Amplifying Women’s Congressional Power
Originally published in Ms. Magazine by Bonnie Stabile
Dr. Maya Kornberg has spent a lot of time thinking about congressional committees and the role they play in the way legislatures do business. I spoke with her after the publication of her Newsweek op-ed earlier this year in which she elaborated on the fact that, since the 118th U.S. Congress convened in January, men named “Mike” now outnumber women two-to-one among committee chairs. The piece pushes past the truism that women are underrepresented in Congress to underscore the point that, once elected, they are even more significantly underpowered.
As a political scientist and research fellow in the Elections and Government Program at the Brennan Center for Justice, Kornberg aims to use research “to advocate for making things more equitable and more democratic” as part of a reform-minded process. Just one intentional downstream effect of this broad research agenda is to enhance women’s influence in public life through advanced understanding, so that when women have a seat at the proverbial table—or on a congressional committee—they have a better chance of sitting at the head of it.
“Committees tell us a lot about the dynamics of power,” Kornberg said, both “between party leadership and individual members” and a broader story about identity and gender, including who wields and “who is left out of power.”
Though she did not undertake her recently published book, Inside Congressional Committees: Function and Dysfunction in Lawmaking, with an explicit focus on gender and American legislative policymaking, the story of women’s relative power in Congress was one of many stories that emerged through that inquiry.
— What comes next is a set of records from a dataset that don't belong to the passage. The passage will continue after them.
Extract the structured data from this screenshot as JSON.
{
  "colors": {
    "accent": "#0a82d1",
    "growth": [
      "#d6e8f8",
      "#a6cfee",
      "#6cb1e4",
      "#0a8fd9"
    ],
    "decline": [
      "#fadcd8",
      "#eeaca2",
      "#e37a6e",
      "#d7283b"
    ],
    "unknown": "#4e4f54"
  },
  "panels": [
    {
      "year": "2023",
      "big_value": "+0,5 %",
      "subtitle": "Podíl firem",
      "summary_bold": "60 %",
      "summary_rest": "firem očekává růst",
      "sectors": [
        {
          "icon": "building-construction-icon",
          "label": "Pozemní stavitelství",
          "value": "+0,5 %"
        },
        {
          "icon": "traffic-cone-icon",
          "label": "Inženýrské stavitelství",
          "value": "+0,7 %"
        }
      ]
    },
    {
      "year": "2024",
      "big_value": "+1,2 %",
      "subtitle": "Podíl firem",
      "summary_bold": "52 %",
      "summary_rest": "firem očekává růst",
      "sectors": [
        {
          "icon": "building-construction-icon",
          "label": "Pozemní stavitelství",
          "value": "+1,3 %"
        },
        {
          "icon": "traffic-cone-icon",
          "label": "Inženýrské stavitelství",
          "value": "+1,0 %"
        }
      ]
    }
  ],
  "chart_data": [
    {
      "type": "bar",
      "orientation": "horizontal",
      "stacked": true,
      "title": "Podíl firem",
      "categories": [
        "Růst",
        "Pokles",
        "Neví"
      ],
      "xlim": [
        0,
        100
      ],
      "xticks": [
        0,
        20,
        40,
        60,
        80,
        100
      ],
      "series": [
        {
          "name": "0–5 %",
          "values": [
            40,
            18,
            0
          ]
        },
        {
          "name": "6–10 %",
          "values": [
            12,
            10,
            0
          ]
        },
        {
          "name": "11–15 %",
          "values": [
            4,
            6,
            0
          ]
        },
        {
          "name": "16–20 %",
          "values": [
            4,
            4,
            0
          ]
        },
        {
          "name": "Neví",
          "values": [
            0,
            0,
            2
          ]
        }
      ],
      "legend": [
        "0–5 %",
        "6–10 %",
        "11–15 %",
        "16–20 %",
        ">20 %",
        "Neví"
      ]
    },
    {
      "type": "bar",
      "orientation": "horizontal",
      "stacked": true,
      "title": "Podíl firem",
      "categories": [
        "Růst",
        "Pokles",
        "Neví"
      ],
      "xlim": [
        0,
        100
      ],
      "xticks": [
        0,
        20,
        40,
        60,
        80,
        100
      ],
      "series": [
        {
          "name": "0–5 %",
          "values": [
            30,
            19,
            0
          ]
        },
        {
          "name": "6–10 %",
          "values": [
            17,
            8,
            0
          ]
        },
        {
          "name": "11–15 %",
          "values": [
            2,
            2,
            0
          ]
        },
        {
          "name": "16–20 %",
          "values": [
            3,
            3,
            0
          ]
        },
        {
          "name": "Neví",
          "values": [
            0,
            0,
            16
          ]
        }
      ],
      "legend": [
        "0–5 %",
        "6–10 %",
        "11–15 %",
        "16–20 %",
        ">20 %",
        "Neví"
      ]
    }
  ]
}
Given the historical and political context, “I think that all political science work is looking at stories that are gendered and racialized… there is always a good reason to be applying a gender angle.”
Looking at committees in the United States and abroad, Kornberg has found a clear pattern: Even as women’s representation advances, their influence is blunted by persisting underrepresentation—not only in legislative bodies overall, but in the paucity of key committee leadership roles they occupy once they hold congressional office relative to their numbers in the Chamber.